Ketidakadilan Hukum

By , 0 View

Dikutip dari KOMPAS.com — Putusan majelis hakim Pengadilan Negeri Palembang yang menolak gugatan perdata senilai Rp 7,9 triliun dari Kementerian Lingkungan Hidup dan Kehutanan (LHK) terhadap PT Bumi Mekar Hijau (BMH) terus menuai kritik. 

Pertimbangan majelis hakim—kebakaran tak merusak lahan karena masih bisa ditumbuhi tanaman akasia—dinilai sebagai argumen yang tak masuk akal. 

"Tanpa mencampuri independensi hakim dalam memutus suatu perkara, ada baiknya hakim tidak sekadar menggunakan kacamata kuda yuridis an sich," kata anggota Komisi III DPR, Masinton Pasaribu, dalam keterangan tertulisnya, Senin (4/1/2015). 

Masinton mengatakan, kebakaran hutan dan lahan tidak hanya berdampak pada lingkungan di area yang terbakar. Asap dari kebakaran hutan dan lahan itu juga merugikan jutaan masyarakat yang wilayahnya terdampak. 

Oleh karena itu, aspek sosiologis dan psikologis masyarakat juga harusnya menjadi pertimbangan hakim. 

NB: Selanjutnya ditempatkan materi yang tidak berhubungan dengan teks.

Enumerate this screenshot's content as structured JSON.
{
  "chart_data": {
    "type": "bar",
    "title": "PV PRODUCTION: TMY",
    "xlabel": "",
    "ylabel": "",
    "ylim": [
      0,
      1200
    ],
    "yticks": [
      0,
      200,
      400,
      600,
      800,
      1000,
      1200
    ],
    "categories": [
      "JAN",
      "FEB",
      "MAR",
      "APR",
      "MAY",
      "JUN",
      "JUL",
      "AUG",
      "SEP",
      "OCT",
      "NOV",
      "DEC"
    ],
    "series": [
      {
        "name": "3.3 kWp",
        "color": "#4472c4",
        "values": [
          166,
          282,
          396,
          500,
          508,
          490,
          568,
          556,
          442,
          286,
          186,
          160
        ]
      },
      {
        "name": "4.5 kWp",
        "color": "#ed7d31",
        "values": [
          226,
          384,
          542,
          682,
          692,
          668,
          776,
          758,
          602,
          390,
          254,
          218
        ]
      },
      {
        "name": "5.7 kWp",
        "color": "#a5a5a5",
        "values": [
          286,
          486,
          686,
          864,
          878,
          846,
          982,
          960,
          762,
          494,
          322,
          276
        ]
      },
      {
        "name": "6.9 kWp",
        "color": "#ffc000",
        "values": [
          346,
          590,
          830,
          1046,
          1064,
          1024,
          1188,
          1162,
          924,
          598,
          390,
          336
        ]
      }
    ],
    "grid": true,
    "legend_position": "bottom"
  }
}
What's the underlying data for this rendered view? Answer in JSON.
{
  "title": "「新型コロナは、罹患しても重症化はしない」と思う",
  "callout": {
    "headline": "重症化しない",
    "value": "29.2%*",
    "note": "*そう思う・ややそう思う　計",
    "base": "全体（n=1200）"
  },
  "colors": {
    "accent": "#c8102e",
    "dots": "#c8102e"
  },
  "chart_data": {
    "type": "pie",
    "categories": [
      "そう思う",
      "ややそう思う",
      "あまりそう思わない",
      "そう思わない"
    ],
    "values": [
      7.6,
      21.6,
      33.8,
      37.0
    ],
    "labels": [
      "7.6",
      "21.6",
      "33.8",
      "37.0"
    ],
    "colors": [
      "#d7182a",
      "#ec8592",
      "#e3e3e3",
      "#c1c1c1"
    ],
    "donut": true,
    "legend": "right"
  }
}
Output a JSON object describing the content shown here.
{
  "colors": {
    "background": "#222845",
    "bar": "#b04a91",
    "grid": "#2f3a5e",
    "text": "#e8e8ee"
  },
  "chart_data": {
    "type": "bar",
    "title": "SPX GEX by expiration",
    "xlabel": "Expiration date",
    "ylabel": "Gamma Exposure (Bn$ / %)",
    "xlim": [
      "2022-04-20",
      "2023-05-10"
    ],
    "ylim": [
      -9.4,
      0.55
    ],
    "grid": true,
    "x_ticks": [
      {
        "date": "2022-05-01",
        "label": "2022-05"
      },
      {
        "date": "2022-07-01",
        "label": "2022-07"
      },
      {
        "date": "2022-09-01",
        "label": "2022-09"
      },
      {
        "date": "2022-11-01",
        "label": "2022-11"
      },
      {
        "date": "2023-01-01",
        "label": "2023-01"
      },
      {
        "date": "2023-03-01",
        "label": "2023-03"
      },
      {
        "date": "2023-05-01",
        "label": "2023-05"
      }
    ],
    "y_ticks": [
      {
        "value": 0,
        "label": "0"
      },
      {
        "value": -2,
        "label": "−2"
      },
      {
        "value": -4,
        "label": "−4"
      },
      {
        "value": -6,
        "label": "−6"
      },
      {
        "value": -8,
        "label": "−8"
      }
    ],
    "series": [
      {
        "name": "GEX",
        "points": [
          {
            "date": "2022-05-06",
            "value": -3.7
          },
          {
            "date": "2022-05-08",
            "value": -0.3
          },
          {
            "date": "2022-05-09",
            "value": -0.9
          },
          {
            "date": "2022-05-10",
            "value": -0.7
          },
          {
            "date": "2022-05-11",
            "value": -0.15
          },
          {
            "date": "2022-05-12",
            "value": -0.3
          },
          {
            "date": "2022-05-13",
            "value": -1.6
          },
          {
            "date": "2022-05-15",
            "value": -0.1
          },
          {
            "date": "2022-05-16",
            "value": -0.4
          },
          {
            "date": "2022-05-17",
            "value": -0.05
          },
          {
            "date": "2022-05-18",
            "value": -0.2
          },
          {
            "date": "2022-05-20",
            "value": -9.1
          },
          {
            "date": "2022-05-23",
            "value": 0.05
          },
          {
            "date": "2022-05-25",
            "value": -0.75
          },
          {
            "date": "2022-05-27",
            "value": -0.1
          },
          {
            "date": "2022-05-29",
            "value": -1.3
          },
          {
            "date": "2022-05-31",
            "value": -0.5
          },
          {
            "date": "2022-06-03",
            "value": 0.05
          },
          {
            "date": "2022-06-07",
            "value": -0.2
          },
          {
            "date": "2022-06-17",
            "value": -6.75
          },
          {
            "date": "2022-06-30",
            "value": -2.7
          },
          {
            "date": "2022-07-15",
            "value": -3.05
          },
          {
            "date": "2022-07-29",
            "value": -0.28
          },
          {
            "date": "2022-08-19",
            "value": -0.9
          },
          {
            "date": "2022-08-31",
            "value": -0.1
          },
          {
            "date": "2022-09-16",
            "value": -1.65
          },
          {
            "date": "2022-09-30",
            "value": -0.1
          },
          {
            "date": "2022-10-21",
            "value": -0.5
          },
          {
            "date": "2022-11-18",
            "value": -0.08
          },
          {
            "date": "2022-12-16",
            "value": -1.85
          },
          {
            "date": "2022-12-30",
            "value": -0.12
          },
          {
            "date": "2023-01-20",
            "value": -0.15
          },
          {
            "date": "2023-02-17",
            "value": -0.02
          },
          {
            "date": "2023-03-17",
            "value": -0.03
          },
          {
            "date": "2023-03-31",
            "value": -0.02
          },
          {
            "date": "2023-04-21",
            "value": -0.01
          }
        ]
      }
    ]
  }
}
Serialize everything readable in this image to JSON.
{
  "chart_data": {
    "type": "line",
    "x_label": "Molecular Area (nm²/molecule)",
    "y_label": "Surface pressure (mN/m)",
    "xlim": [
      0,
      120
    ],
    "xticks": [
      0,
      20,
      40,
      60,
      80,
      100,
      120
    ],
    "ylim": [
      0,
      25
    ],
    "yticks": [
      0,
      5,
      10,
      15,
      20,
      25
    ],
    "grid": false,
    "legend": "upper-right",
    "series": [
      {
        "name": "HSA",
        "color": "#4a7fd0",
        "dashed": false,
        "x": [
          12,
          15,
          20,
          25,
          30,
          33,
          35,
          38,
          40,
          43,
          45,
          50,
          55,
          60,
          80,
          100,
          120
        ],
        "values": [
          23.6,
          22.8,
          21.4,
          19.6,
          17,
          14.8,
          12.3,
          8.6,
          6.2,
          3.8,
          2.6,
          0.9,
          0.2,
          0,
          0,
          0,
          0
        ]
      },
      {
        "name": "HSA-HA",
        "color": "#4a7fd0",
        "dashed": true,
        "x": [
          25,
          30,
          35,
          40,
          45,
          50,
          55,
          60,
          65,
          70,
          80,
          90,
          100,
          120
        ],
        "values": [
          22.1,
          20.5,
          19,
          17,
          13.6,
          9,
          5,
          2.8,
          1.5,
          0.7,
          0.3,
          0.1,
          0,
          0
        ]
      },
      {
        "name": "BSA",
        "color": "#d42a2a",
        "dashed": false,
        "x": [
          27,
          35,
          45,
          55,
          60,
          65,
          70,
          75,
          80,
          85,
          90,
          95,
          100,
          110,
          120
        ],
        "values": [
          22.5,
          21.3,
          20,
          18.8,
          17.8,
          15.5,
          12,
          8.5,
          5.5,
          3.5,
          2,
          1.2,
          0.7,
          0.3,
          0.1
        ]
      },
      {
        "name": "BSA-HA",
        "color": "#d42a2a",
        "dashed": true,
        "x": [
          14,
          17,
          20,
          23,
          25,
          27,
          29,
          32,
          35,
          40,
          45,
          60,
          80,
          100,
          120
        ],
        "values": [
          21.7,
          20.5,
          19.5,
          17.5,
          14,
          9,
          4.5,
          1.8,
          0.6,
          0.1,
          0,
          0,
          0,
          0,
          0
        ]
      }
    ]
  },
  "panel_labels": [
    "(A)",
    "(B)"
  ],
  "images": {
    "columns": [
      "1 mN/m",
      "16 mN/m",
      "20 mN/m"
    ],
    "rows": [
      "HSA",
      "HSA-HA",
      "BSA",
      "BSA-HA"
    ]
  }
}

"Tentu putusan majelis hakim ini dirasa tidak adil untuk masyarakat luas yang selama ini merasakan dampak dari perusakan dan pembakaran lahan hutan yang dilakukan oleh perusahaan BMH," ucap politisi PDI-P ini. 

Masinton menambahkan, seharusnya majelis hakim Pengadilan Negeri Palembang yang diketuai oleh Parlas Nababan serta beranggotakan Eliwaty dan Sudjito ini bisa mengacu pada putusan hakim sebelumnya sebagai dasar yurisprudensi. 

Misalnya, dalam kasus PT Calista Alam (Aceh), Mahkamah Agung memutuskan untuk mengabulkan gugatan pemerintah sebesar Rp 336 miliar sebagai ganti rugi dan pemulihan lingkungan kepada negara. Padahal, luas area kebakaran di PT Calista jauh lebih kecil.

"Kebebasan hakim yang merupakan personifikasi dari kemandirian kekuasaan kehakiman tidak berada dalam ruang hampa. Kekuasaan hakim dibatasi oleh rambu-rambu akuntabilitas, integritas moral dan etika, serta transparansi dan pengawasan dari masyarakat," tambah Masinton. 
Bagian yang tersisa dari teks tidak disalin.